You might say that technology is to blame for this change in behaviour and many would agree: as we all have become accustomed to high-speed networks and super fast bandwidth speeds, information can be delivered to us in a fraction of the time it took a few years ago. Negatively or positively, this has had an immense effect on our expectations. Before, we would be content to drive miles to the store and shop, now we expect to go online and have products delivered to us instead. Before we would go to the train station and wait for the train, now we want to check its status, buy tickets and be notified of any delays on our devices live. Before we would go to the video store and rent a VHS copy of a movie, now we want it on our TVs in almost real-time. And with us all having computers, tablets, e-readers and mobile phones, many of us with several of each, it does seem that we want to consume it all, and we want to do it right now.
However, others may say that technology is not to blame, that it is still a conscious human decision whether we search and consume a bit of information as opposed to focus on something else. How many of us have turned to our Blackberry or iPhone at home to read and respond to a work-related e-mail in our free time instead of perhaps conversing with our family and listening to their day? How many of us have chosen to BBM a friend or SMS a work colleague instead of focusing on what we started out doing? How many people do you see with phones and devices almost glued to the palm of their hands checking out things online, conversing with friends, tweeting or updating their Facebook status?

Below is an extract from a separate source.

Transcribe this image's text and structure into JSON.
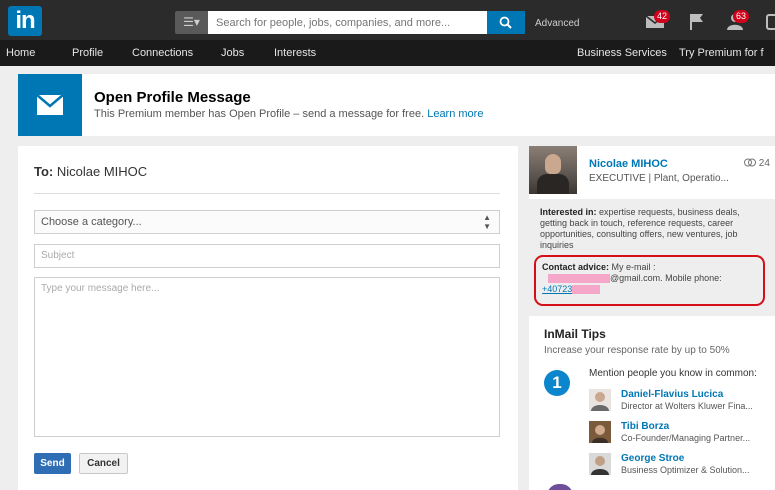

Those that say technology has made our lives easier are, of course, correct. And that goes from the simple ability to skype a loved one on the other side of the world in a matter of seconds, to technology such as our own that allows businesses to connect to various data sources, analyze their data and act upon it in real-time. But as technology makes our lives easier, it has also upped our expectations to be able to get information and do something with it at rates faster than ever before.
In fact, I suspect that our expectations will only get more and more demanding as connection speeds get faster and our daily lives go at an even faster pace. For, the faster we can consume information, the more challenging it will become for us humans to take the rational decision to stop, think, reflect and do something a little less hectic, with a little more tolerance and a little less impatience. But that is a failing of us humans, not technology per se. The main thing to note is that we still retain the option to choose how and when we consume information. So next time you feel yourself running out of patience over something that hasn’t happened in a heartbeat or over a bit of information that you cannot obtain in a nano-second, just relax, count to ten and remember that life can be enjoyed just as well at a slower pace as it can at a fast one. Indeed, we may want it all, but do we necessarily have to have it all right now?